I salute the man and will be delighted to meet him and buy him a pint when he returns. What he said was largely constructive criticism.

I do disagree, though, with his view that non-Irish service staff like barmen and waiters dilutes the power of the traditional Cead Mile Failte.  In my experience an eternally smiling and happy Filipino front-of-house person greatly enhances the warmth of our welcome.  And you get your food and drink faster too.
I live happily here the year around and, dammit again, I have a list of irritants about my own place which is three times longer and much harsher than Simon's. 

I don't write about them half often enough, but they are there.  Realities such as poor road signage and gross overcharging across many service areas deserve to be highlighted.

I recall the amazement of an English friend who was driving from Limerick to Dublin for the first time along the Naas carriageway and phoned me back to say he had seen a large sign bearing just the word "KILL" on his journey.  I had to tell him it was the name of a local village!

It is a reality that farmers with trailers attached to their tractors, especially in the upcoming silage season, are more lethal than two truckloads of Libyan rebels.

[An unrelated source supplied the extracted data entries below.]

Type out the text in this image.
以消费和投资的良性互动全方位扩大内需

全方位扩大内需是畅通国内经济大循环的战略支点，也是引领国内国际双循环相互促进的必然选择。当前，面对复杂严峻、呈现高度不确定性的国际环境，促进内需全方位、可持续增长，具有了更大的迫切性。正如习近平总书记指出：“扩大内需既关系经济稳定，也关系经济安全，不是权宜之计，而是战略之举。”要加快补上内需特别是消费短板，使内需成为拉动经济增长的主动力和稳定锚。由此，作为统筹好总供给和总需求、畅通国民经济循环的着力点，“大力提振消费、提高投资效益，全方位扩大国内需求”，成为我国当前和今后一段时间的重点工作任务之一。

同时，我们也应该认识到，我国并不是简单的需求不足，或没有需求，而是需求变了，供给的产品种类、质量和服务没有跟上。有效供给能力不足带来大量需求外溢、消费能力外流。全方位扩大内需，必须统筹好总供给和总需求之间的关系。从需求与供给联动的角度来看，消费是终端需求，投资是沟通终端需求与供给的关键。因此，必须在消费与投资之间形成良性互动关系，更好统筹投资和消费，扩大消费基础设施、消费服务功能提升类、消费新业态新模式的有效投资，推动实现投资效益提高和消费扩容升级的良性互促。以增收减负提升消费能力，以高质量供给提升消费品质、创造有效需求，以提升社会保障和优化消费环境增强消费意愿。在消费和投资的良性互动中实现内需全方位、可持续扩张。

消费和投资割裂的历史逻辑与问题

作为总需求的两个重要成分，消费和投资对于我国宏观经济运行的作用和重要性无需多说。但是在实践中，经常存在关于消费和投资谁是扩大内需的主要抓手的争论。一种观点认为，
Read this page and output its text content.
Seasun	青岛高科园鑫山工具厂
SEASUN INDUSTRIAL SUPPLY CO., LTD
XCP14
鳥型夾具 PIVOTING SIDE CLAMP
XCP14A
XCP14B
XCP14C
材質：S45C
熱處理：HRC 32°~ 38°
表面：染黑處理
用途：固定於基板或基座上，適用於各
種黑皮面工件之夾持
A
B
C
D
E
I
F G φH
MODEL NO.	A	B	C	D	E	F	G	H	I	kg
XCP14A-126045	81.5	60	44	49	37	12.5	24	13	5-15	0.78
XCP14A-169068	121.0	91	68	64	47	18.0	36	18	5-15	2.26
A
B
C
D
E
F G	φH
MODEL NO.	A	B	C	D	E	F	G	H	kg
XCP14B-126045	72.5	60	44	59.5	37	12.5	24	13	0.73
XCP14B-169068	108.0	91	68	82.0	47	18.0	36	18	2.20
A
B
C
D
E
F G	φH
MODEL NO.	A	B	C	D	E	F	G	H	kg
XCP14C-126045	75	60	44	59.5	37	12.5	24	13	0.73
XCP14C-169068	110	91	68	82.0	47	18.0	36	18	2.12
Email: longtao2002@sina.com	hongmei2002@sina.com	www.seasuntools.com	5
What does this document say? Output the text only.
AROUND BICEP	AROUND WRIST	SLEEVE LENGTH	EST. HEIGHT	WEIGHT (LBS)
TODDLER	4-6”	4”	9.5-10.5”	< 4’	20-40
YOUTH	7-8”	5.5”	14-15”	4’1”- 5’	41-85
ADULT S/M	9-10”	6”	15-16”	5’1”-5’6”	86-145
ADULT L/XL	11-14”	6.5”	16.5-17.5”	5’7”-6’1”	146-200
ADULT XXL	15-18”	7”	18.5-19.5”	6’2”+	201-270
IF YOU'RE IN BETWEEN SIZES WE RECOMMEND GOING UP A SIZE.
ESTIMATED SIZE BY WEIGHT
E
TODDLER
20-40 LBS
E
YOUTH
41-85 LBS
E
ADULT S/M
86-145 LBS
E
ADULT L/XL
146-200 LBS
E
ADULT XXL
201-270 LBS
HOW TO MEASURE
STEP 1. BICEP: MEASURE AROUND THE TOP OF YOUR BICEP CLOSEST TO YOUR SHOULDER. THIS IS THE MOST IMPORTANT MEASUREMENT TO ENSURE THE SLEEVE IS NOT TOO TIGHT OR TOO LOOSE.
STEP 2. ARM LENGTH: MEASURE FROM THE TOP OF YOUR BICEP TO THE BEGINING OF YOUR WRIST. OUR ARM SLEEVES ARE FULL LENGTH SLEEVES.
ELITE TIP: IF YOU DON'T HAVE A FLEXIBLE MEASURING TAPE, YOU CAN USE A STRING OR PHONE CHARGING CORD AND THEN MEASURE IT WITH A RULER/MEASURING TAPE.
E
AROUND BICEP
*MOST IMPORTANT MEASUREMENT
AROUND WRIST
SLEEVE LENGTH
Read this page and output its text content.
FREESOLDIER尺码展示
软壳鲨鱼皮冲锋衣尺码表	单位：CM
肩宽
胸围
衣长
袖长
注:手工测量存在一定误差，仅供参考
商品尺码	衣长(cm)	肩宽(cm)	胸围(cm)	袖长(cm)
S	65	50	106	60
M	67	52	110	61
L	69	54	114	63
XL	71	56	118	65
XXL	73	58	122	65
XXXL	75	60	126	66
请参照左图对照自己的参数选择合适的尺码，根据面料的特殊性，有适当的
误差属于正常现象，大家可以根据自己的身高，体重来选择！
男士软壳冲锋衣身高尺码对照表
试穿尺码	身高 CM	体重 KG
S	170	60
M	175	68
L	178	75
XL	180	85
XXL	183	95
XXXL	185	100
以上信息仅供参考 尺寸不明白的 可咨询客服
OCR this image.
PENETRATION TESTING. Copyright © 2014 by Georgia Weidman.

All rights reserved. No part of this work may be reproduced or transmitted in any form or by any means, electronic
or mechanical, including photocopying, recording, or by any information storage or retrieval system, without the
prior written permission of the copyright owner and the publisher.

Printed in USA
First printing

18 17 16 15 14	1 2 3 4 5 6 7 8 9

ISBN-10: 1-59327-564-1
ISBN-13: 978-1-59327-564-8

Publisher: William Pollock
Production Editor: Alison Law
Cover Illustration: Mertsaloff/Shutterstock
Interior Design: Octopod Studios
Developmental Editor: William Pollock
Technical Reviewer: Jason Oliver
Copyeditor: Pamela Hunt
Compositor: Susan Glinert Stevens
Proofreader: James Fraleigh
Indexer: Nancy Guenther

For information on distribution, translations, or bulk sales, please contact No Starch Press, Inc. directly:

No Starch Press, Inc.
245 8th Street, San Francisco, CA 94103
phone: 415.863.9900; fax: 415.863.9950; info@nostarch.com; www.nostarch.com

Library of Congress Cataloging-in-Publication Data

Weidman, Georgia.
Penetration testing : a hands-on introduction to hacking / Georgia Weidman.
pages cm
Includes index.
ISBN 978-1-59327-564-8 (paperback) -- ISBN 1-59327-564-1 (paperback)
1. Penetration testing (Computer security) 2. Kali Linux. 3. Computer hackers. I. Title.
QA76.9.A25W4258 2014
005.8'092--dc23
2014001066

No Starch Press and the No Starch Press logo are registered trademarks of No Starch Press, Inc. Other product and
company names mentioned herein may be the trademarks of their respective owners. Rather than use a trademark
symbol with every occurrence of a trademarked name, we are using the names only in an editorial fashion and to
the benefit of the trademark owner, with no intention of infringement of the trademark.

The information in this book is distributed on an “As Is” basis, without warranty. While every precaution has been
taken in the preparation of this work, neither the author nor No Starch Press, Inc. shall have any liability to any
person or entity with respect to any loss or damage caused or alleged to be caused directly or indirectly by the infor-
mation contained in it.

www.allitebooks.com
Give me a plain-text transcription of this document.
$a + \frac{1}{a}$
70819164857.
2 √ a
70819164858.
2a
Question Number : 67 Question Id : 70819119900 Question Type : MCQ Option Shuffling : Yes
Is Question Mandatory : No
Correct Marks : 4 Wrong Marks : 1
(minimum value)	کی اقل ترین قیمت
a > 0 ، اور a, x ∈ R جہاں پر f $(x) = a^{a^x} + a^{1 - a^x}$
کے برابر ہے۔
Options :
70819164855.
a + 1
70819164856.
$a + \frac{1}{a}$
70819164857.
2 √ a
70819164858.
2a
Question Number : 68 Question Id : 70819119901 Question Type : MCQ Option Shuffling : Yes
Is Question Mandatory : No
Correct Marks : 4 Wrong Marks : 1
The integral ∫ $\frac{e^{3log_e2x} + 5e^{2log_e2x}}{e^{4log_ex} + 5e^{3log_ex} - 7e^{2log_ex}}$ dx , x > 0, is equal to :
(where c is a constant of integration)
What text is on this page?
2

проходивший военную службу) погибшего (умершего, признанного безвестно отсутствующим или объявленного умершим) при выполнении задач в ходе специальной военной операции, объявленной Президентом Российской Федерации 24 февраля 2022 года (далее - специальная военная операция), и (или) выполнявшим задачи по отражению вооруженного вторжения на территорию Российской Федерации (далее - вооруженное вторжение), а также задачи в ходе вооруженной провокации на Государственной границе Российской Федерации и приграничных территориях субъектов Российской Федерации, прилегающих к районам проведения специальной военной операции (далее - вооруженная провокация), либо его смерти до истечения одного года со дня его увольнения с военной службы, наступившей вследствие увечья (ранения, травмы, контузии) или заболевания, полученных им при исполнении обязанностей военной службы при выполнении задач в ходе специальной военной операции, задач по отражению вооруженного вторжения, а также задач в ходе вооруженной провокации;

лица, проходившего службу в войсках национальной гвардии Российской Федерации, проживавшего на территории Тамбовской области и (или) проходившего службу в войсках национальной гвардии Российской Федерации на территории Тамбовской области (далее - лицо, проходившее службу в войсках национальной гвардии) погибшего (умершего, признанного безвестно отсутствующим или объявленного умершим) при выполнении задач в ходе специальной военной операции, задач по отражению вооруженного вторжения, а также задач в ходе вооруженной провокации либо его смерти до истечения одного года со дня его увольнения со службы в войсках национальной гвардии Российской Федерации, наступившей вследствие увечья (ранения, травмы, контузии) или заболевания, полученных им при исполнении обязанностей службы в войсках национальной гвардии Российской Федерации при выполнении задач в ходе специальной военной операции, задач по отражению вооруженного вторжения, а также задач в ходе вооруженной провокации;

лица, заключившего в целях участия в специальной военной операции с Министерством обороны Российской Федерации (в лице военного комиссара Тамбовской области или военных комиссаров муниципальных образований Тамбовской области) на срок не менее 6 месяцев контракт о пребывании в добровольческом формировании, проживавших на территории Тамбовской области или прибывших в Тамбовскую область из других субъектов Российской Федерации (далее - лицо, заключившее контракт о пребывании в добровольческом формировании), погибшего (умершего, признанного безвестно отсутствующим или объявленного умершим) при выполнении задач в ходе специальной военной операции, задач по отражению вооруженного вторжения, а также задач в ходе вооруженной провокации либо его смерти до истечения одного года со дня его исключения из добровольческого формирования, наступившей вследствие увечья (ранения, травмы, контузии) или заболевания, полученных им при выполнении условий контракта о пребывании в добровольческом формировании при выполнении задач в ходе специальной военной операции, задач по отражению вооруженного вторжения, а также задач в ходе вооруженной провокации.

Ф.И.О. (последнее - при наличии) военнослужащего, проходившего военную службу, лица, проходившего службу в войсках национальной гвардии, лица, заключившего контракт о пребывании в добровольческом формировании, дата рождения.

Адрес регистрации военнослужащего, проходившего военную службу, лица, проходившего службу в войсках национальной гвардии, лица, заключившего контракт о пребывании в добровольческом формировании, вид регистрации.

It is another reality that thieves lurk around scenic and tourism areas where cars park in numbers and would steal the eye out of your head.  They are now even stealing huge metal sculptures from the side of the road.

And you can be unlucky enough, in one of our small and fabled country pubs, to be presented with a pint of stout that will put you in a bed very close to a bathroom for the rest of your holiday.

But I suppose that is life as she is lived here and everywhere else. And no man who visits a strange land should be criticized as much as Simon has been for mildly listing a few things about Ireland which he did not like. Fair play to the man.

It is the early afternoon now. This piece represents the only work I have to do until dusk. The sun is shining and I am now finished with it.

I am going to walk down to the Honk in a few minutes and have a pint of beer. It will be crisp and cool and pleasant.

There will be a  few early regulars there if I am lucky and, at the earliest possible moment, I will amaze them with the information that the proper way to summons a goat is "Bon! Bon!"